Certo, come si potrebbe dire con buona dose di bon ton, si tratta di una stronzata, ma abbastanza caratteristica dello spirito del tempo, nel quale è il mercato stesso che determina la politica. Se una stabilità supina alle volontà della finanza è la panacea per curare la crisi, è evidente che la stessa democrazia, con la necessità di tenere conto delle opinioni dei cittadini e magari anche dei loro diritti, con la dialettica tra le forze e infine con quel vizio assurdo delle elezioni, rappresenta un elemento di instabilità.

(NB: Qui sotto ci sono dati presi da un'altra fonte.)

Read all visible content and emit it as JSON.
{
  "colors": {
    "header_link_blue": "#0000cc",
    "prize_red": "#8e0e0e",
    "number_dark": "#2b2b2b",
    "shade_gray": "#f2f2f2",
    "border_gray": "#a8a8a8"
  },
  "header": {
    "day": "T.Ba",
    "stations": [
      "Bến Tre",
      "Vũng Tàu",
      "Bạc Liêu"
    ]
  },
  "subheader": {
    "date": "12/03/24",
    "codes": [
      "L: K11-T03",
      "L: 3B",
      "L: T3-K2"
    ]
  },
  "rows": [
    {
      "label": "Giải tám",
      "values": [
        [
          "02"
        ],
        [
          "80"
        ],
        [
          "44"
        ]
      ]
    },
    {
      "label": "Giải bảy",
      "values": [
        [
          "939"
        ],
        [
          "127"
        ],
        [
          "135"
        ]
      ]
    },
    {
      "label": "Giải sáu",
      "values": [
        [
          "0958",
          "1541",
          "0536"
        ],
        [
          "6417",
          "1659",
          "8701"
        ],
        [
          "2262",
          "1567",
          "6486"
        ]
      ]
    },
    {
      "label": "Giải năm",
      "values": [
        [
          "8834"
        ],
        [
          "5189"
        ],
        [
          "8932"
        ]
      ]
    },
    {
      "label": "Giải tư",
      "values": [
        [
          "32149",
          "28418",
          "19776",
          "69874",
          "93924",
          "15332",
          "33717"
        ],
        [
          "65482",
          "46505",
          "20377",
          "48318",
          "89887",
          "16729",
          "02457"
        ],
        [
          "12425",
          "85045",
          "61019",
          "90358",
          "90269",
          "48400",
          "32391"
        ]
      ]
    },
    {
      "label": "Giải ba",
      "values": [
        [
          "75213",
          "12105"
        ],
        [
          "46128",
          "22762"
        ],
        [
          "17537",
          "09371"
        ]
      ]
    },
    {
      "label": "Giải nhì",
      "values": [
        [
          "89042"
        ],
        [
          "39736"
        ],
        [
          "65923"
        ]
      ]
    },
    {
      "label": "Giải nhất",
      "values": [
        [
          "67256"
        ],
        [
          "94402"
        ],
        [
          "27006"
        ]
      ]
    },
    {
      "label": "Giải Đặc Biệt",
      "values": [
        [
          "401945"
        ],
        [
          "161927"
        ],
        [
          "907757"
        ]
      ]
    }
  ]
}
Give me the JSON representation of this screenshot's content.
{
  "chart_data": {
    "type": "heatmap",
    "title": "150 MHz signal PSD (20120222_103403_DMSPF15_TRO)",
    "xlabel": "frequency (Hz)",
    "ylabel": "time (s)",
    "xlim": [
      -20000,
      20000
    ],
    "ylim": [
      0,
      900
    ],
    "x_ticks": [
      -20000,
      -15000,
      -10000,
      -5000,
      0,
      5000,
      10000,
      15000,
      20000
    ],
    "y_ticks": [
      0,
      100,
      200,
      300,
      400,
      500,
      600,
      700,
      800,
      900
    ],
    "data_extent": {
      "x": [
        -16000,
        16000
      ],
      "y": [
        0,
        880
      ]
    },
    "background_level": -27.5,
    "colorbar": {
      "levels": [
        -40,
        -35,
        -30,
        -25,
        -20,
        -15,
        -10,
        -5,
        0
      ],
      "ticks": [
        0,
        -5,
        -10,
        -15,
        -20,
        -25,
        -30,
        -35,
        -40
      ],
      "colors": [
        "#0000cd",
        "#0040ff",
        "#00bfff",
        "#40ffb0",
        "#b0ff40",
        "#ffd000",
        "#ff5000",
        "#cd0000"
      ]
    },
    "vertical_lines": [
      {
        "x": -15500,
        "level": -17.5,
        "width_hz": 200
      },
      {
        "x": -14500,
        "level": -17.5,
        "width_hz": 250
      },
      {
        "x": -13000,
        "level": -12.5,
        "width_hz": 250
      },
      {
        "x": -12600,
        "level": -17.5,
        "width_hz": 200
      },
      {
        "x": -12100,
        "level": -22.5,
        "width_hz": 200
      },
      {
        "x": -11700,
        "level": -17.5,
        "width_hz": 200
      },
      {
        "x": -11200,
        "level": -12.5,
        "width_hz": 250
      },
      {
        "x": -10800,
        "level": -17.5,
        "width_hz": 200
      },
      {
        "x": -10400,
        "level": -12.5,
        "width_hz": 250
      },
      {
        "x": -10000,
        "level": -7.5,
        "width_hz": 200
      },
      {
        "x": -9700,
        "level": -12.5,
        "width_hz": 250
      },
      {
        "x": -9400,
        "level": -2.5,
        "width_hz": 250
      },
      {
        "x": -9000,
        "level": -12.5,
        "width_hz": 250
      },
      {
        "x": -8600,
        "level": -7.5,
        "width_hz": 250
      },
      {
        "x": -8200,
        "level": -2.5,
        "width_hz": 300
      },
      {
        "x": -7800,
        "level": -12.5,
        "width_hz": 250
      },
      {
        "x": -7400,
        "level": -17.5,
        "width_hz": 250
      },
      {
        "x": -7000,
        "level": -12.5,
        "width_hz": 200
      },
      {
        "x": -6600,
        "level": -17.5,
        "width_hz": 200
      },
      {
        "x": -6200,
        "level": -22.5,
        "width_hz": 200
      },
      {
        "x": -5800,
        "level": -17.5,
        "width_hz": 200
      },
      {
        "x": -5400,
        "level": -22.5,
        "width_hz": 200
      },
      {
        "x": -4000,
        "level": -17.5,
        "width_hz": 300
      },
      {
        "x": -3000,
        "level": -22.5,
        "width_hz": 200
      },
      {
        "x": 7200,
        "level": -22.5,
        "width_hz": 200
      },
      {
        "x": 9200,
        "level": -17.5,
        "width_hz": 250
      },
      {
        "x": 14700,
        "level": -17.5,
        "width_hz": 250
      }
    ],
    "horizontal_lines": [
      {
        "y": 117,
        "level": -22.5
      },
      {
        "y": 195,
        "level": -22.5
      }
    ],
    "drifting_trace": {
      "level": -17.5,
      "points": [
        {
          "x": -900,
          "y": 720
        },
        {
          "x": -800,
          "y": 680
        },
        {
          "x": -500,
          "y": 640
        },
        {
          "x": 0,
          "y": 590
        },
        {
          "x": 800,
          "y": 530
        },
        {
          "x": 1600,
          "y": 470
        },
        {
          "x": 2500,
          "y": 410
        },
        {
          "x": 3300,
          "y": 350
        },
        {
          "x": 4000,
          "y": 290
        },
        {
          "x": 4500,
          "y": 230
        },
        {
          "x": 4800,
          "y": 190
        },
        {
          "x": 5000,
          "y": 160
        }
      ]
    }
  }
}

Nel piccolo delirio di Saccomanni si possono quindi individuare quelle linee di tendenza verso l’autoritarismo e la sedazione del dibattito politico che sono uno dei pilastri attorno ai quali si vuole costruire anche il rimaneggiamento costituzionale. Dietro queste uscite abbastanza insensate e strumentali di Saccomanni come di altri, si fa strada questa ideologia della “riduzione” di democrazia, come elemento salvifico. Ma questa teologia della stabilità impone di sacrificare le libertà e impiega gli strumenti di un continuo ricatto e la necessità della rinuncia come sistema di governo.